A Texas state agency has refused to give a posthumous pardon to George Floyd for a 2004 drug conviction.
In 2004, Floyd received a drug charge in Houston. In October 2021, the Texas Board of Pardons and Paroles unanimously decided to recommend Floyd received a pardon from Texas Governor Abbott since the police officer that arrested Floyd was indicted over a controversial drug raid he had led in 2019.
Just two months later, in December, the board decided to flip-flop on its decision, before Gov. Abbott could even decide to accept the pardon or not.
The reversal stems from “procedural errors” present in its initial pardon request. The board wrote a letter to Floyd’s attorney, Allison Mathis, who is a public defender in the Houston area.
“After a full and careful review of the application and other information filed with the application, a majority of the Board decided not to recommend a Full Pardon and/or Pardon for Innocence,” the vague letter reads.
The board did not explicitly explain why the pardon request was ultimately denied.
Another posthumous pardon for the late George Floyd could be submitted in two years.
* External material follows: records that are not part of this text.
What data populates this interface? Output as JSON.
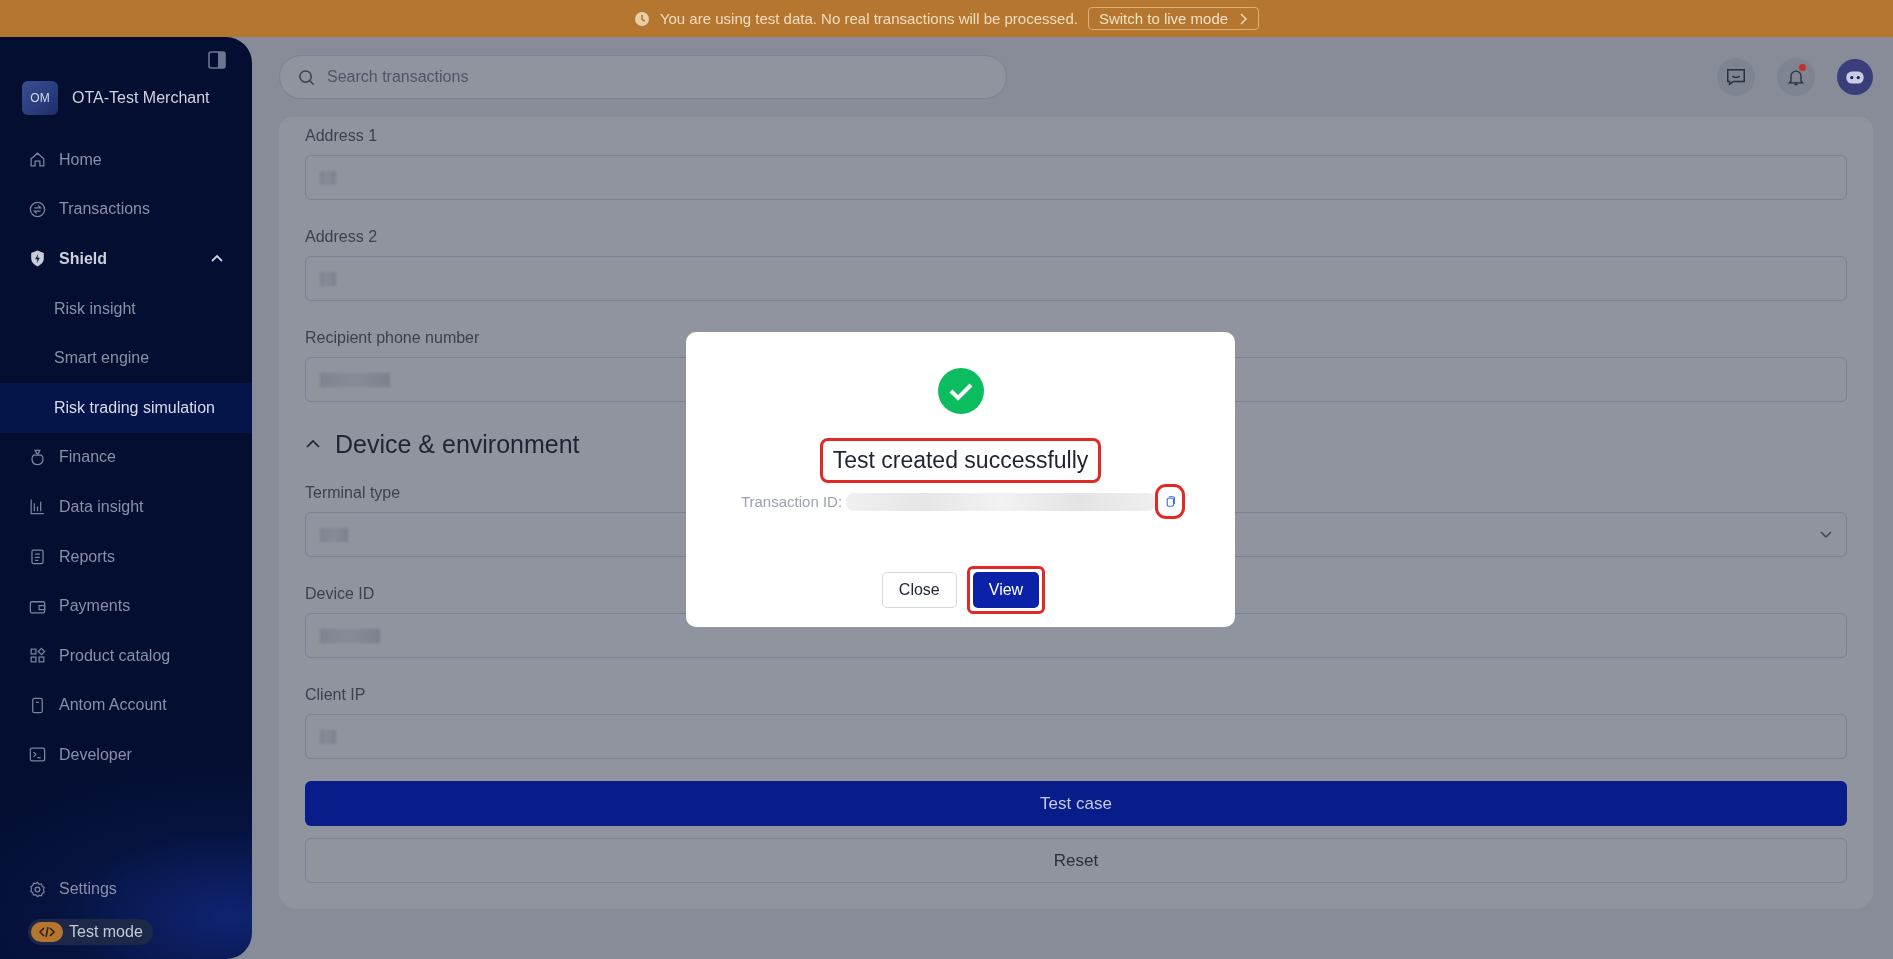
{
  "banner": {
    "message": "You are using test data. No real transactions will be processed.",
    "action": "Switch to live mode"
  },
  "sidebar": {
    "merchant_badge": "OM",
    "merchant_name": "OTA-Test Merchant",
    "items": [
      {
        "label": "Home",
        "selected": false
      },
      {
        "label": "Transactions",
        "selected": false
      },
      {
        "label": "Shield",
        "selected": false,
        "expanded": true,
        "children": [
          {
            "label": "Risk insight",
            "selected": false
          },
          {
            "label": "Smart engine",
            "selected": false
          },
          {
            "label": "Risk trading simulation",
            "selected": true
          }
        ]
      },
      {
        "label": "Finance",
        "selected": false
      },
      {
        "label": "Data insight",
        "selected": false
      },
      {
        "label": "Reports",
        "selected": false
      },
      {
        "label": "Payments",
        "selected": false
      },
      {
        "label": "Product catalog",
        "selected": false
      },
      {
        "label": "Antom Account",
        "selected": false
      },
      {
        "label": "Developer",
        "selected": false
      }
    ],
    "settings": "Settings",
    "mode_badge": "Test mode"
  },
  "search": {
    "placeholder": "Search transactions"
  },
  "notifications": {
    "unread": true
  },
  "form": {
    "items": [
      {
        "kind": "input",
        "label": "Address 1",
        "redacted": true
      },
      {
        "kind": "input",
        "label": "Address 2",
        "redacted": true
      },
      {
        "kind": "input",
        "label": "Recipient phone number",
        "redacted": true
      },
      {
        "kind": "section",
        "title": "Device & environment",
        "expanded": true
      },
      {
        "kind": "select",
        "label": "Terminal type",
        "redacted": true
      },
      {
        "kind": "input",
        "label": "Device ID",
        "redacted": true
      },
      {
        "kind": "input",
        "label": "Client IP",
        "redacted": true
      }
    ],
    "buttons": [
      {
        "label": "Test case",
        "kind": "primary"
      },
      {
        "label": "Reset",
        "kind": "default"
      }
    ]
  },
  "dialog": {
    "title": "Test created successfully",
    "title_highlighted": true,
    "id_label": "Transaction ID:",
    "id_redacted": true,
    "copy_highlighted": true,
    "buttons": [
      {
        "label": "Close",
        "kind": "default",
        "highlighted": false
      },
      {
        "label": "View",
        "kind": "primary",
        "highlighted": true
      }
    ]
  }
}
Since 2010, only one posthumous pardon has been unanimously recommended by the Texas Board of Pardons and Paroles.
Floyd was buried in Houston in a golden casket on June 9th, 2020. His 2004 Houston conviction came from a drug sting led by former police officer Geral Goines.
Floyd was caught selling crack cocaine to Goines and sentenced to 10 months in state jail after pleading guilty.
15 years later, Goines is now facing two charges for felony murder due to a deadly 2019 drug raid. Goines has maintained his innocence and intends to fight back against the charges.